AK Parti Eski Milletvekili, ekonomist İbrahim Turhan, Merkez Bankası Başkanı'nın görevden alınmasını eleştirdi. Turhan, "Görevden alınan ve yerine atanan kişilerden bağımsız olarak, bu değişikliğin gerçekleşme yöntemine ve zamanlamasına benim aklım ermiyor. Bunun ciddi zararlar verebileceğinden endişe ediyorum" dedi.
Merkez Bankası Başkanı Murat Çetinkaya’nın, 375 sayılı Kanun Hükmünde Kararnamenin ek 35’inci maddesi ile 3 sayılı Cumhurbaşkanlığı Kararnamesinin 2’nci maddesi ile görevden alınmasını değerlendiren eski AK Parti Milletvekili ve Ekonomist İbrahim Turhan, işlemin kanuna aykırı olduğunu savundu.
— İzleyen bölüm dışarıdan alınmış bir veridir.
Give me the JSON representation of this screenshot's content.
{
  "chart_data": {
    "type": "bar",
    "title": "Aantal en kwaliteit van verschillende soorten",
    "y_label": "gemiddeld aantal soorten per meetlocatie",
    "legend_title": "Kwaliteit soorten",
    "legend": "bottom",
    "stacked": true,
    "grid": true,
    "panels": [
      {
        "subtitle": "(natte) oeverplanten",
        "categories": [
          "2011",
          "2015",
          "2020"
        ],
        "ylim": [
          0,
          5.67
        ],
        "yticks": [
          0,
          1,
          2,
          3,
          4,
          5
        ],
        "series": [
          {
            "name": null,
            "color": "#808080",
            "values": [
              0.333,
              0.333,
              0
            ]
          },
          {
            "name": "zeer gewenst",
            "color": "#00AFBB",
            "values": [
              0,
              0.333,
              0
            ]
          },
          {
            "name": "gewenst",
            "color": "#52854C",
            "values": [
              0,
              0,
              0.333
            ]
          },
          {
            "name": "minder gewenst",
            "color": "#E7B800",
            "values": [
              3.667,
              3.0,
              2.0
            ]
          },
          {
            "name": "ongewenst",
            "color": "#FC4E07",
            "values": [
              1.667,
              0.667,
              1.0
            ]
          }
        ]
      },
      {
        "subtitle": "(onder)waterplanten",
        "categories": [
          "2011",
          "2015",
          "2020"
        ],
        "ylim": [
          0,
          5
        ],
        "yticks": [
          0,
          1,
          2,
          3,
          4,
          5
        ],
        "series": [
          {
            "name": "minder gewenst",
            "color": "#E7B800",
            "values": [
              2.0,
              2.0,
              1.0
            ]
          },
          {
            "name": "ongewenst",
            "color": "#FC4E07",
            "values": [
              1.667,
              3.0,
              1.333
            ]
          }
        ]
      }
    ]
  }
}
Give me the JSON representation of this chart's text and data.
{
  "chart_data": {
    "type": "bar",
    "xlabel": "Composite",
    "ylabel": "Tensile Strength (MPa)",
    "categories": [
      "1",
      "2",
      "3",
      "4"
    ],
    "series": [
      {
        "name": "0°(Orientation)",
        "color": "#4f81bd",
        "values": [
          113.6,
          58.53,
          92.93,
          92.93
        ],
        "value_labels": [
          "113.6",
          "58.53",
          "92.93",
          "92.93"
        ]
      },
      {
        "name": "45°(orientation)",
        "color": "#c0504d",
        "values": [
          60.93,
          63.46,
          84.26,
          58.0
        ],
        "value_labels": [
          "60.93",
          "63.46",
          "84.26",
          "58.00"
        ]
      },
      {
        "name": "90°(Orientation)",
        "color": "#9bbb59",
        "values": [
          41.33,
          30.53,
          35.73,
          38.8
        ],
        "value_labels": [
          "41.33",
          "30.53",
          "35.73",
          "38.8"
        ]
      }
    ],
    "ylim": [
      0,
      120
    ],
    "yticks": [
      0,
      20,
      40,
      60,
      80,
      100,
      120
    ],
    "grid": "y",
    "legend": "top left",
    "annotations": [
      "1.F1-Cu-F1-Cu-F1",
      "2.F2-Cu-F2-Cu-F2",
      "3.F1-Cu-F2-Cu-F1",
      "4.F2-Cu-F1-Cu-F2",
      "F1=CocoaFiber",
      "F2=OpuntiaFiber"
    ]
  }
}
Turhan "Benim aklım almıyor. Bunun ciddi zararlar verebileceğinden endişe ediyorum" dedi.
MB'NİN BAĞIMSIZLIĞINA TERS
Turhan'ın Twitter hesabından yaptığı paylaşımlar şöyle:
Merkez bankalarının başkanlık konumu çok kritiktir. Görevden alınan ve yerine atanan kişilerden bağımsız olarak, bu değişikliğin gerçekleşme yöntemine ve zamanlamasına benim aklım ermiyor. Bunun ciddi zararlar verebileceğinden endişe ediyorum.
Başkanların görev süresi bitmeden görevden alınamaması, merkez bankası bağımsızlığının önemli bileşenlerindendir. Ayrıca ekonomi yönetiminde öngörülebilirlik ve kurumsallaşma açısından da kritik önem taşır. Bütün dünyada da böyle algılanır.
375 sayılı Kanun Hükmünda Kararname; “Cumhurbaşkanınca süreli atanan üst kademe kamu yöneticileri, ilgili kanunlarda öngörülen görevden alma gerekçeleri yanında kurumsal hedeflere ulaşılamaması nedeniyle de süreleri tamamlanmadan görevlerinden alınabilirler.” diyor.
Oysa TCMB Kanununun 28’inci maddesi; “Başkan(Guvernör) ANCAK, 27nci maddedeki yasakların gerçekleşmesi ve bu Kanunla kendisine verilen görevlerin devamlı surette ifasını imkansız kılacak durumların ortaya çıkması hallerinde, atanmasındaki usule göre görevinden af olunabilir” der.
Özel kanun niteliğindeki 1211 Sayılı TCMB Kanunu görevden af edilmeyi sadece iki şarta bağlamışken KHK Hükmüyle Merkez Bankası başkanını görevden almak hukuken de yanlıştır. Bildiğim kadarıyla görevden alınan son başkan 12 Eylül rejimi döneminde İsmail Hakkı Aydınoğlu olmuştu.
Hukukî durum ile ilgili tereddüdü olan varsa Türkiye Cumhuriyeti Anayasası’nın 104’üncü maddesine müracaat edebilir.